El efecto inmediato del texto de marras fue exacerbar los ánimos de los seguidores y simpatizantes de López Obrador contra el supuesto BOA y sus integrantes, y salir por diversos medios (declaraciones públicas, redes sociales, artículos de opinión, etc.) a condenar a los críticos y detractores ahí mencionados. Es decir, operar con la lógica amigo-enemigo de la que hablaba el politólogo alemán Karl Schmitt en 1932, y que dio lugar luego a la tesis política del enemigo identificado.
A casi todo gobierno o régimen político le conviene, en determinadas circunstancias, señalar al enemigo, al peligro que amenaza al conjunto de la sociedad, para obtener el respaldo activo o pasivo de los grupos mayoritarios de la nación.

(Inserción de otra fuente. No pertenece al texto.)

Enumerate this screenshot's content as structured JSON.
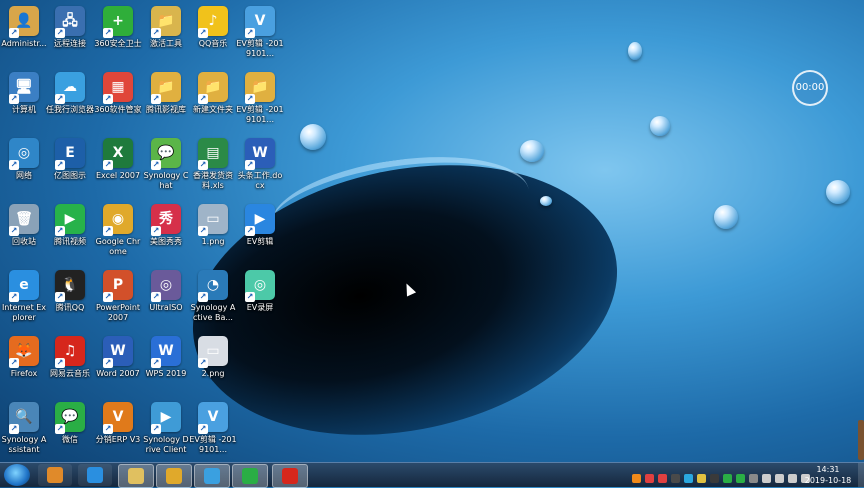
{
  "desktop": {
    "clock_bubble": "00:00",
    "icons": [
      {
        "label": "Administr...",
        "glyph": "👤",
        "color": "#d8a64a",
        "icon": "user-folder-icon"
      },
      {
        "label": "计算机",
        "glyph": "🖥",
        "color": "#3b7fc4",
        "icon": "computer-icon"
      },
      {
        "label": "网络",
        "glyph": "◎",
        "color": "#2f86c8",
        "icon": "network-icon"
      },
      {
        "label": "回收站",
        "glyph": "🗑",
        "color": "#8aa2b8",
        "icon": "recycle-bin-icon"
      },
      {
        "label": "Internet Explorer",
        "glyph": "e",
        "color": "#2a8fe0",
        "icon": "internet-explorer-icon"
      },
      {
        "label": "Firefox",
        "glyph": "🦊",
        "color": "#e56b1f",
        "icon": "firefox-icon"
      },
      {
        "label": "Synology Assistant",
        "glyph": "🔍",
        "color": "#4a86b8",
        "icon": "synology-assistant-icon"
      },
      {
        "label": "远程连接",
        "glyph": "🖧",
        "color": "#3a6fb0",
        "icon": "remote-desktop-icon"
      },
      {
        "label": "任我行浏览器",
        "glyph": "☁",
        "color": "#3aa0e0",
        "icon": "browser-icon"
      },
      {
        "label": "亿图图示",
        "glyph": "E",
        "color": "#1d5fa8",
        "icon": "edraw-icon"
      },
      {
        "label": "腾讯视频",
        "glyph": "▶",
        "color": "#27b24a",
        "icon": "tencent-video-icon"
      },
      {
        "label": "腾讯QQ",
        "glyph": "🐧",
        "color": "#222222",
        "icon": "qq-icon"
      },
      {
        "label": "网易云音乐",
        "glyph": "♫",
        "color": "#d6271c",
        "icon": "netease-music-icon"
      },
      {
        "label": "微信",
        "glyph": "💬",
        "color": "#2aae45",
        "icon": "wechat-icon"
      },
      {
        "label": "360安全卫士",
        "glyph": "+",
        "color": "#2fae3a",
        "icon": "360-security-icon"
      },
      {
        "label": "360软件管家",
        "glyph": "▦",
        "color": "#e0463a",
        "icon": "360-software-icon"
      },
      {
        "label": "Excel 2007",
        "glyph": "X",
        "color": "#1f7a3c",
        "icon": "excel-icon"
      },
      {
        "label": "Google Chrome",
        "glyph": "◉",
        "color": "#e0a92b",
        "icon": "chrome-icon"
      },
      {
        "label": "PowerPoint 2007",
        "glyph": "P",
        "color": "#d2502a",
        "icon": "powerpoint-icon"
      },
      {
        "label": "Word 2007",
        "glyph": "W",
        "color": "#2b5eb8",
        "icon": "word-icon"
      },
      {
        "label": "分销ERP V3",
        "glyph": "V",
        "color": "#e07a1b",
        "icon": "erp-icon"
      },
      {
        "label": "激活工具",
        "glyph": "📁",
        "color": "#d9b54d",
        "icon": "folder-icon"
      },
      {
        "label": "腾讯影视库",
        "glyph": "📁",
        "color": "#e0b040",
        "icon": "folder-icon"
      },
      {
        "label": "Synology Chat",
        "glyph": "💬",
        "color": "#5bb548",
        "icon": "synology-chat-icon"
      },
      {
        "label": "美图秀秀",
        "glyph": "秀",
        "color": "#d6304a",
        "icon": "meitu-icon"
      },
      {
        "label": "UltraISO",
        "glyph": "◎",
        "color": "#6a5a9a",
        "icon": "ultraiso-icon"
      },
      {
        "label": "WPS 2019",
        "glyph": "W",
        "color": "#2a6fd6",
        "icon": "wps-icon"
      },
      {
        "label": "Synology Drive Client",
        "glyph": "▶",
        "color": "#3f9bd6",
        "icon": "synology-drive-icon"
      },
      {
        "label": "QQ音乐",
        "glyph": "♪",
        "color": "#f1c21b",
        "icon": "qq-music-icon"
      },
      {
        "label": "新建文件夹",
        "glyph": "📁",
        "color": "#e0b040",
        "icon": "folder-icon"
      },
      {
        "label": "香港发货资料.xls",
        "glyph": "▤",
        "color": "#2b8a47",
        "icon": "xls-file-icon"
      },
      {
        "label": "1.png",
        "glyph": "▭",
        "color": "#9fb4c8",
        "icon": "image-file-icon"
      },
      {
        "label": "Synology Active Ba...",
        "glyph": "◔",
        "color": "#2a7ab8",
        "icon": "synology-backup-icon"
      },
      {
        "label": "2.png",
        "glyph": "▭",
        "color": "#d8dde4",
        "icon": "image-file-icon"
      },
      {
        "label": "EV剪辑 -2019101...",
        "glyph": "V",
        "color": "#4aa0e0",
        "icon": "ev-file-icon"
      },
      {
        "label": "EV剪辑 -2019101...",
        "glyph": "V",
        "color": "#4aa0e0",
        "icon": "ev-file-icon"
      },
      {
        "label": "EV剪辑 -2019101...",
        "glyph": "📁",
        "color": "#e0b040",
        "icon": "folder-icon"
      },
      {
        "label": "头条工作.docx",
        "glyph": "W",
        "color": "#2b5eb8",
        "icon": "docx-file-icon"
      },
      {
        "label": "EV剪辑",
        "glyph": "▶",
        "color": "#2a86e0",
        "icon": "ev-editor-icon"
      },
      {
        "label": "EV录屏",
        "glyph": "◎",
        "color": "#4cc9a8",
        "icon": "ev-recorder-icon"
      }
    ]
  },
  "taskbar": {
    "items": [
      {
        "icon": "start-orb-icon",
        "color": "#1f73c7"
      },
      {
        "icon": "app-grid-icon",
        "color": "#e08a2a"
      },
      {
        "icon": "internet-explorer-icon",
        "color": "#2a8fe0"
      },
      {
        "icon": "file-explorer-icon",
        "color": "#e0c060"
      },
      {
        "icon": "chrome-icon",
        "color": "#e0a92b"
      },
      {
        "icon": "browser-icon",
        "color": "#3aa0e0"
      },
      {
        "icon": "wechat-icon",
        "color": "#2aae45"
      },
      {
        "icon": "netease-music-icon",
        "color": "#d6271c"
      }
    ],
    "tray": [
      "#f08a1a",
      "#e04040",
      "#e04040",
      "#4a4a4a",
      "#2aa8e0",
      "#e0c040",
      "#3a3a3a",
      "#2aae45",
      "#2aae45",
      "#8a8a8a",
      "#cccccc",
      "#cccccc",
      "#cccccc",
      "#cccccc"
    ],
    "time": "14:31",
    "date": "2019-10-18"
  }
}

El propio López Obrador fue señalado así durante la campaña de 2006 por los publicistas de Felipe Calderón. Para el viejo priismo, lo eran las “ideas exóticas” (comunistas), los “alborotadores”, los reos de disolución social, los complots y conjuras extranjeras, como la que imaginó Gustavo Díaz Ordaz en 1968 y con la que justificó los crímenes de Estado de los que se sintió orgulloso hasta el fin de sus días. Luis Echeverría hablaba de “emisarios del pasado” para descalificar a sus críticos. Para los católicos intolerantes, el ateísmo atentaba contra la esencia nacional, etc. Los ejemplos serían interminables, y podrían llevarnos al Santo Oficio y su combate a la herejía, y hasta el nazismo contra los judíos.

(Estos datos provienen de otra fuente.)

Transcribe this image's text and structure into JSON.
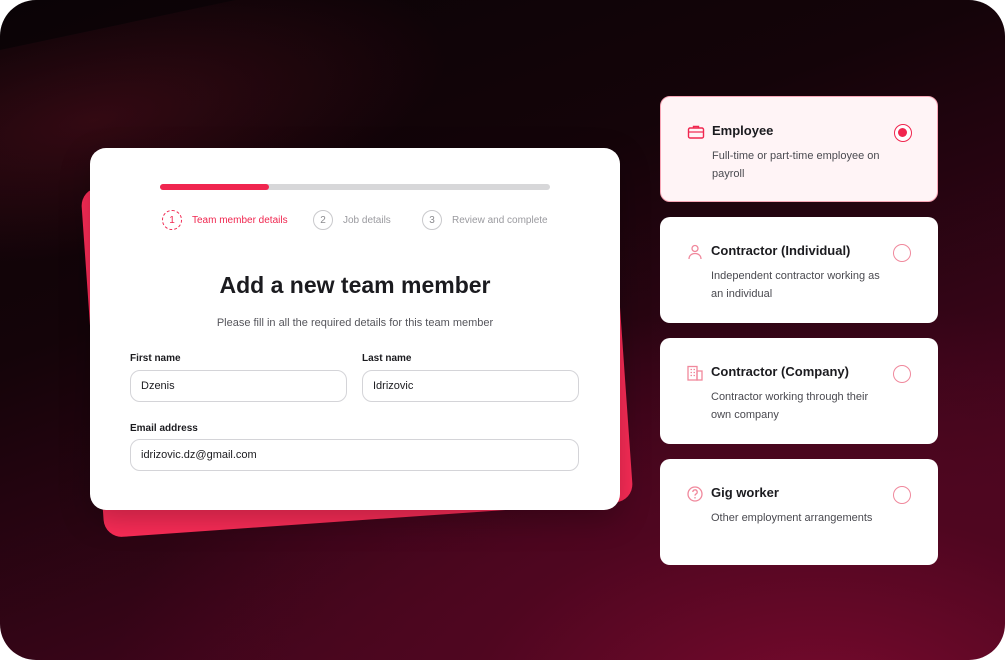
{
  "form": {
    "progress_fraction": 0.28,
    "steps": [
      {
        "number": "1",
        "label": "Team member details",
        "active": true
      },
      {
        "number": "2",
        "label": "Job details",
        "active": false
      },
      {
        "number": "3",
        "label": "Review and complete",
        "active": false
      }
    ],
    "title": "Add a new team member",
    "subtitle": "Please fill in all the required details for this team member",
    "first_name": {
      "label": "First name",
      "value": "Dzenis"
    },
    "last_name": {
      "label": "Last name",
      "value": "Idrizovic"
    },
    "email": {
      "label": "Email address",
      "value": "idrizovic.dz@gmail.com"
    }
  },
  "options": [
    {
      "title": "Employee",
      "description": "Full-time or part-time employee on payroll",
      "icon": "briefcase-icon",
      "selected": true
    },
    {
      "title": "Contractor (Individual)",
      "description": "Independent contractor working as an individual",
      "icon": "person-icon",
      "selected": false
    },
    {
      "title": "Contractor (Company)",
      "description": "Contractor working through their own company",
      "icon": "building-icon",
      "selected": false
    },
    {
      "title": "Gig worker",
      "description": "Other employment arrangements",
      "icon": "question-circle-icon",
      "selected": false
    }
  ],
  "colors": {
    "accent": "#f0264f",
    "accent_shadow": "#fb2c57",
    "selected_bg": "#fff4f6",
    "icon_pink": "#f0889c"
  }
}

Claro que el gobierno de López Obrador no llevará a nadie a la cárcel ni en ningún caso a la muerte, como lo hizo el diazordacismo. Pero en lo inmediato, en medio de la descomunal crisis económica, la amenaza de la pandemia y la imparable violencia delictiva, un espectacular anuncio como el del BOA le permite asumirse como amenazado, atraer o reforzar la adhesión social activa o pasiva y desacreditar a sus críticos y opositores. Curiosa, pero no casualmente, en este caso la repulsa social de los obradoristas no se enderezó contra los anónimos autores del documento, sino contra los ahí mencionados, dando por hecho que todos ellos participaban de la conjura denunciada.

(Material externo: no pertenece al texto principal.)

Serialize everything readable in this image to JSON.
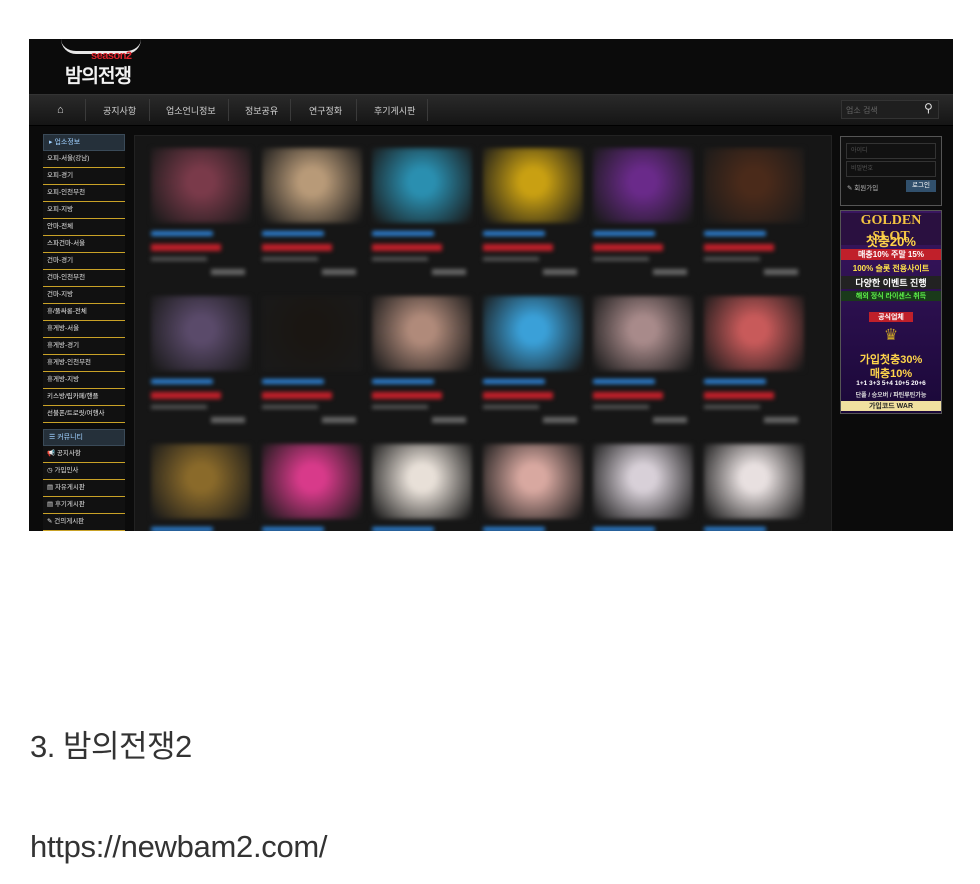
{
  "screenshot": {
    "logo": {
      "season": "season2",
      "name": "밤의전쟁"
    },
    "nav": {
      "items": [
        "공지사항",
        "업소언니정보",
        "정보공유",
        "연구정화",
        "후기게시판"
      ],
      "search_placeholder": "업소 검색"
    },
    "sidebar": {
      "section1": "업소정보",
      "items": [
        "오피-서울(강남)",
        "오피-경기",
        "오피-인천부천",
        "오피-지방",
        "안마-전체",
        "스파건마-서울",
        "건마-경기",
        "건마-인천부천",
        "건마-지방",
        "휴/풀싸롱-전체",
        "휴게방-서울",
        "휴게방-경기",
        "휴게방-인천부천",
        "휴게방-지방",
        "키스방/립카페/핸플",
        "선불폰/트로릿/여행사"
      ],
      "section2": "커뮤니티",
      "items2": [
        "공지사항",
        "가입인사",
        "자유게시판",
        "후기게시판",
        "건의게시판"
      ]
    },
    "login": {
      "id": "아이디",
      "password": "비밀번호",
      "join": "회원가입",
      "button": "로그인"
    },
    "ad": {
      "title": "GOLDEN SLOT",
      "line1": "첫충20%",
      "line2": "매충10% 주말 15%",
      "line3": "100% 슬롯 전용사이트",
      "line4": "다양한 이벤트 진행",
      "line5": "해외 정식 라이센스 취득",
      "badge": "공식업체",
      "line6": "가입첫충30%",
      "line7": "매충10%",
      "line8": "1+1 3+3 5+4 10+5 20+6",
      "line9": "단폴 / 승오버 / 파틴루틴가능",
      "line10": "가입코드 WAR"
    }
  },
  "caption": "3. 밤의전쟁2",
  "url": "https://newbam2.com/",
  "colors": {
    "thumbs": [
      "#7a3a4a",
      "#b89a78",
      "#2a8fb0",
      "#c9a012",
      "#6a2a8a",
      "#4a2a1a",
      "#5a4a6a",
      "#1a1612",
      "#b08a7a",
      "#3aa0d8",
      "#a88a8a",
      "#c85a5a",
      "#8a6a2a",
      "#d83a8a",
      "#e8e0d8",
      "#d8a8a0",
      "#d8d0d8",
      "#e8e0e0"
    ]
  }
}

Auténtico o artificial, el proyecto BOA ha servido al gobierno federal para colocar a sus adversarios a la defensiva y obligarlos a deslindarse de cualquier complot. El grupo de gobernadores de PAN, PRI, PRD y MC, que sí conspiran contra el presidente sin atender al descrédito de varios de ellos en sus propios Estados; los organismos cúpula del empresariado; el vocinglero Felipe Calderón, adicto al Twitter como trinchera de combate; periodistas del antiguo régimen y otros componentes de la oposición se han replegado, al menos momentáneamente, en sus ataques al gobierno. Pero efímero al fin, esos efectos se han ido diluyendo con el paso de los días.
Pero más allá del protagonismo presidencial, serán las políticas públicas que asuma el gobierno la medida de su éxito o fracaso. Su próximo indicador, las elecciones de 2021 y la participación que logren concitar; y su sanción el plebiscito de 2022. Media un tiempo que no debiera ser desperdiciado en fuegos fatuos por el gobierno en el que más de 30 millones de mexicanos depositaron su confianza.